Methyl vinyl ether
- Names: Preferred IUPAC name Methoxyethene

Identifiers
- CAS Number: 107-25-5;
- 3D model (JSmol): Interactive image; Interactive image;
- ChemSpider: 7573;
- ECHA InfoCard: 100.003.161
- EC Number: 203-475-4;
- PubChem CID: 7861;
- UNII: G2OHX46576;
- UN number: 1087
- CompTox Dashboard (EPA): DTXSID4026761 ;

Properties
- Chemical formula: C_{3}H_{6}O
- Molar mass: 58.080 g·mol^{−1}
- Density: 0.77 g/cm^{−3}
- Melting point: −122 °C (−188 °F; 151 K)
- Boiling point: 6 °C (43 °F; 279 K)
- Vapor pressure: 157 kPa (20 °C)
- Hazards: GHS labelling:
- Pictograms: GHS02: Flammable
- Signal word: Danger
- Hazard statements: H220
- Precautionary statements: P210, P377, P381, P403
- NFPA 704 (fire diamond): 2 4 2W
- Flash point: −60 °C (−76 °F; 213 K)

= Methyl vinyl ether =

Methyl vinyl ether is an organic compound with the chemical formula CH_{3}OCH=CH_{2}. A colorless gas, it is the simplest enol ether.

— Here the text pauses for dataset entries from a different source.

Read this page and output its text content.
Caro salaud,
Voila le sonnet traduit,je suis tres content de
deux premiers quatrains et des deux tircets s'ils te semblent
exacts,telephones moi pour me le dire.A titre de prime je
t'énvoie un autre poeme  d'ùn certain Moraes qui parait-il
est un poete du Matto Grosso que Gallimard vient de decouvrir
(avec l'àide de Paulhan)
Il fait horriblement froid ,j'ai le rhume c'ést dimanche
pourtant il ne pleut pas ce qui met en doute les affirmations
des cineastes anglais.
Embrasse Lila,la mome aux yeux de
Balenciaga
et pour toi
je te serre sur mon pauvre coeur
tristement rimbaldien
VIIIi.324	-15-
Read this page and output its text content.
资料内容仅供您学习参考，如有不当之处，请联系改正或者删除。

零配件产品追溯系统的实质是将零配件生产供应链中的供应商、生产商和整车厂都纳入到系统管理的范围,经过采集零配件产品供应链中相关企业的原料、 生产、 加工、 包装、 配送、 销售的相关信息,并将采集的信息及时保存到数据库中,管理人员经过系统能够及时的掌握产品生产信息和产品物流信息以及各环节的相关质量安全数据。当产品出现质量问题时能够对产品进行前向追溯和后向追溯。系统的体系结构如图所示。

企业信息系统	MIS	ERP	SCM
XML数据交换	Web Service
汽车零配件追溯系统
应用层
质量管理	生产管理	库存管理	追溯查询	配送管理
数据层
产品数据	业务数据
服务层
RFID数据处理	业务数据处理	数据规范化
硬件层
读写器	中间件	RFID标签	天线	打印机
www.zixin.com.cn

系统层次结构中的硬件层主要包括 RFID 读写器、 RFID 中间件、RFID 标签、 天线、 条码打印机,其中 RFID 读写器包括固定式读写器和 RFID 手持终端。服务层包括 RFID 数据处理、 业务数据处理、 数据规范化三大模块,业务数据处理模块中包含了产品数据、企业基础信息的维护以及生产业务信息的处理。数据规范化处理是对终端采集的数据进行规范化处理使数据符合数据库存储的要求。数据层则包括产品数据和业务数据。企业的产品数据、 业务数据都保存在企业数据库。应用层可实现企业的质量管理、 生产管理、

It is used as a synthetic building block, as is the related compound ethyl vinyl ether (a liquid at room temperature).

==Preparation==
Methyl vinyl ether can be made by reaction of acetylene and methanol in presence of a base.

==Reactions==
The alkene portion of the molecule is reactive in many ways. It is prone to polymerization, leading to formation of polyvinyl ethers. Polymerization is typically initiated with Lewis acids such as boron trifluoride. This mode of reactivity is analogous to the way vinyl acetate and vinyl chloride can be polymerized to form polyvinyl acetate and polyvinyl chloride, respectively.

Methyl vinyl ether also participates in [4+2] cycloaddition reactions. Its reaction with acrolein is the first step in the commercial synthesis of glutaraldehyde.

The alkene can be deprotonated at the vinyl carbon adjacent to the oxygen. In particular, this approach allows the synthesis of a variety of acyl derivatives of silicon, germanium, and tin that cannot be made easily by other routes.

==Toxicity==
The toxicity of vinyl ethers has been heavily investigated because divinyl ether has been used as an anesthetic. The acute for methyl vinyl ether is greater than 4 g/kg (rats, oral).